Ich hatte nichts an Otto auszurichten. Seine Verhältnisse waren schon längst durch die Freigebigkeit des Oberst und mit Adalbert’s Hilfe, der die verwickelte Sache in seine feste Hand genommen, völlig geordnet, und es war Fürsorge getroffen, daß sie so leicht nicht wieder in Unordnung kamen. Der gefährlichen Nachbarschaft des Tran-schau-wem-Mannes entrückt, wohnte er jetzt im Osten der Stadt in gesunder und auch für sein Geschäft viel günstigerer Gegend. Er hatte hinreichend zu thun für sich und für einen neuen Gesellen.

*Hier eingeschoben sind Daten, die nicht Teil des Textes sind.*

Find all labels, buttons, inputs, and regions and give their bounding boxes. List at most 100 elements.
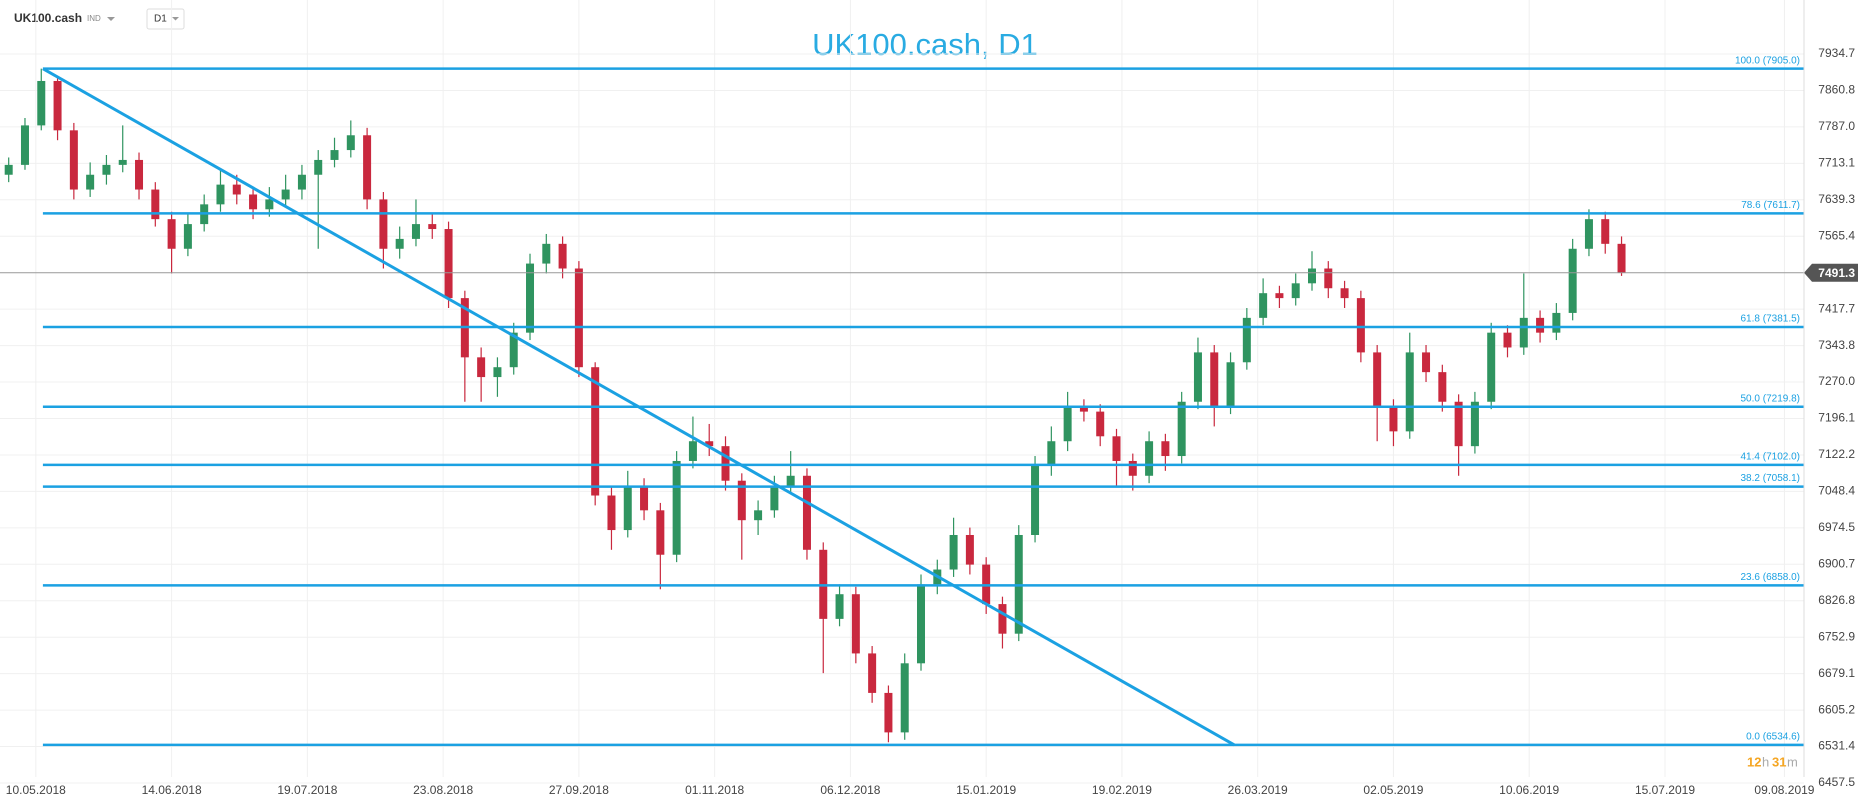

Die Kinder gediehen; seine Frau hatte in der neuen Thätigkeit die letzten harten Schicksalsschläge schneller überwunden, als ich es für möglich gehalten, und legte auch im Uebrigen eine ihr sonst völlig fremde freudige Zuversicht an den Tag, von der sie behauptete, daß sie dieselbe einzig und allein mir verdanke. – Ich durfte mit einem Worte mit den Zuständen dort völlig zufrieden sein, und wenn Otto es nicht war und zu seufzen fortfuhr, so konnte dem Aermsten, der sich selbst nicht zu helfen wußte, eben kein Gott helfen, geschweige denn ein Mensch.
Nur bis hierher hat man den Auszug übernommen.